His party is stuck in the polls but Mr Howard is remarkably upbeat about its prospects. Perhaps a bad day will be followed by good headlines. If he loses on 5 May, he will go down fighting his way. It is too late to change course now.

Life and times

* Born: 7 July 1941 in south Wales where his parents ran a clothes shop.

* Education: Llanelli Grammar School before winning a place at Peterhouse, Cambridge. At university Howard became involved in Conservative politics and was elected to the committee of the Cambridge University Conservative Association before becoming president of the Cambridge Union in 1962.

* Family: Married Sandra in 1975. Two children, Nicholas and Larissa.

* Career: Trained to be a barrister and was called to the Bar in 1964. In 1982, he was appointed as a QC. Elected as MP for Folkestone and Hythe in 1983. In 1984, he was appointed Parliamentary Private Secretary to the Solicitor General.

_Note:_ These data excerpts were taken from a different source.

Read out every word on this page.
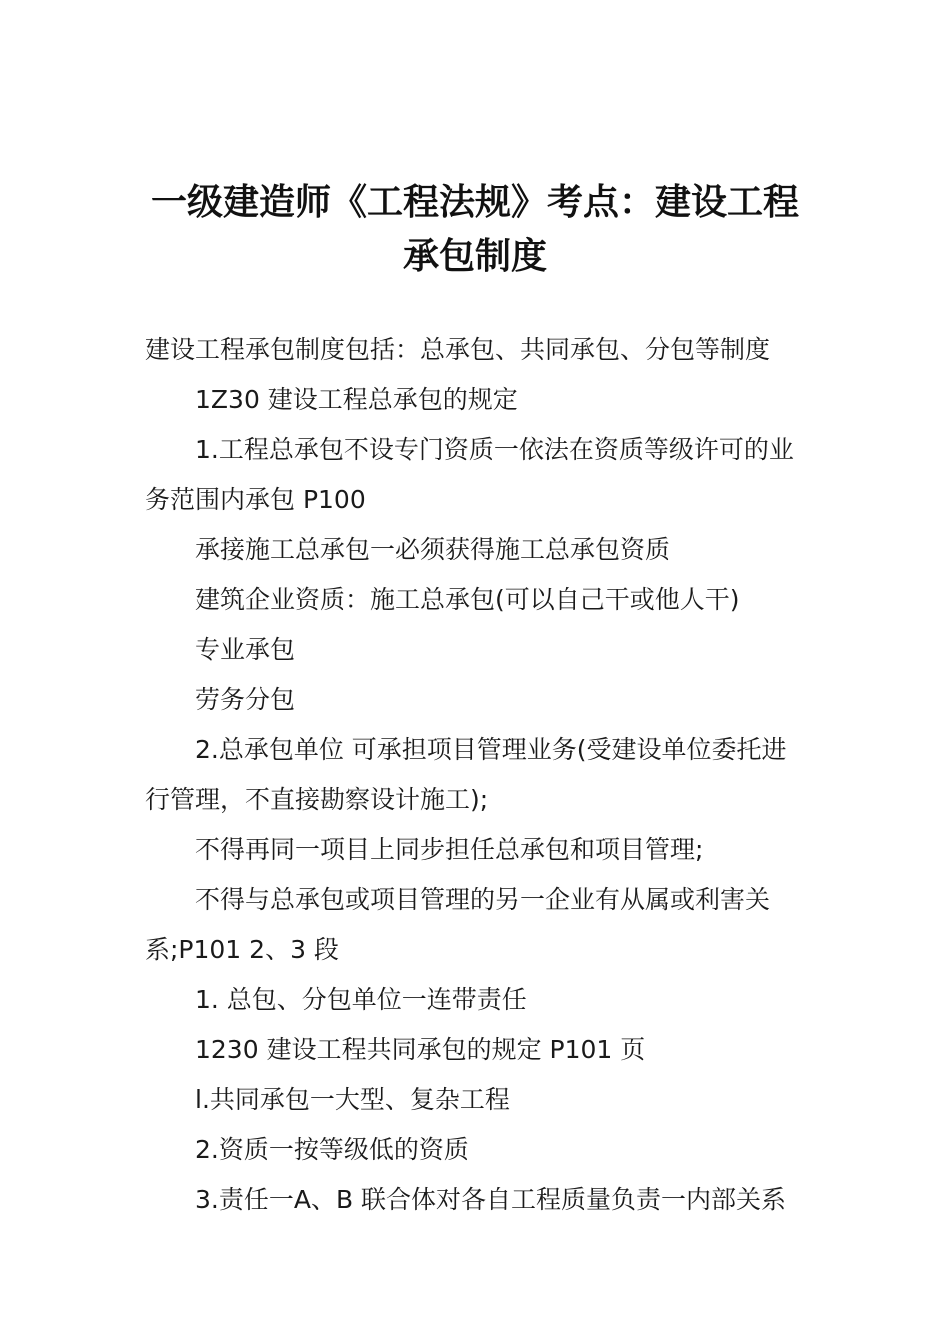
一级建造师《工程法规》考点：建设工程
承包制度

建设工程承包制度包括：总承包、共同承包、分包等制度

1Z30 建设工程总承包的规定

1.工程总承包不设专门资质一依法在资质等级许可的业务范围内承包 P100

承接施工总承包一必须获得施工总承包资质

建筑企业资质：施工总承包(可以自己干或他人干)

专业承包

劳务分包

2.总承包单位 可承担项目管理业务(受建设单位委托进行管理，不直接勘察设计施工);

不得再同一项目上同步担任总承包和项目管理;

不得与总承包或项目管理的另一企业有从属或利害关系;P101 2、3 段

1. 总包、分包单位一连带责任

1230 建设工程共同承包的规定 P101 页

l.共同承包一大型、复杂工程

2.资质一按等级低的资质

3.责任一A、B 联合体对各自工程质量负责一内部关系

In 1990, he becameEmployment minister. After the 1992 election, he was appointed Environment minister. In 1993, he became Home Secretary, a job he held for four years. From 1997 to 1999, he was Shadow foreign secretary. In 2001, he was appointed Shadow chancellor of the exchequer. Elected Tory leader in 2003, after Ian Duncan Smith resigned.

* Profile: A two sided personality. In private, he is naturally charming, with a reserved, even shy demeanour. He plays the guitar, used to play in a skiffle group, is a cat lover and a Liverpool fan. In public, Howard is ambitious and driven, with an aggressive streak who enjoys a joust. He had a reputation as a government hard man under Thatcher and Major.